L’equinozio di autunno, come spesso per le date simboliche, è anche associato a significati culturali e anniversari di eventi storici. Tra i nati nel giorno dell’equinozio d’autunno spicca l’imperatore Augusto, nato proprio il 23 settembre a.C.. Gli appassionati di storia associano anche questo data al primo mese del calendario rivoluzionario francese, che in quello gregoriano cadeva il 23 negli anni 1795, 1799-1802, 1804-05. Il calendario repubblicano venne adottato quindi dalla Prima Repubblica francese che si instaurò il 22 settembre 1792, giorno di equinozio e 1° Vendemmiano del nuovo corso post monarchico.

Ma l’equinozio d’autunno vale anche per gli altri pianeti? Come abbiamo detto, il cambiamento di stagioni è determinato, sul nostro pianeta, dall’inclinazione dell’asse terrestre. E altrove? Per esempio su Mercurio, l’inclinazione assiale è quasi inesistente ed ecco che le stagioni, determinate dalla variazione dell’eccentricità dell’orbita, non comportano differenze tra gli emisferi. Su Marte, le somiglianze aumentano, a causa del valore dell’inclinazione assiale, ed ecco che l’alternanza di stagione sussiste seppur con i tempi dell’anno marziano, che è il doppio di quello terrestre.

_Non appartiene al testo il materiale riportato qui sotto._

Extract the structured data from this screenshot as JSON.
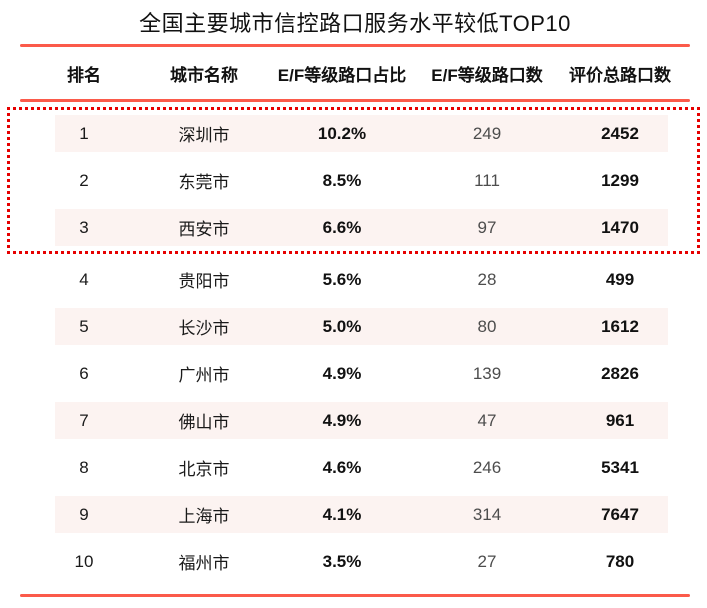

Su Nettuno permane la sostanziale analogia con i cambiamenti stagionali, con l’asse di rotazione inclinato di 28,32°: ma una stagione dura molto più a lungo, siamo nella misura dei decenni terrestri, a causa del lungo periodo orbitale. Su Urano, con un’inclinazione dell’asse superiore ai 90 gradi, le stagioni sono radicalmente più estreme, perché l’asse di rotazione è quasi parallelo al piano terrestre: la varietà stagionale insomma è minima. Su Venere e Giove, invece, cambiamenti di scarto ridotto, tra le stagioni, con un’inclinazione dell’asse di appena 3 gradi.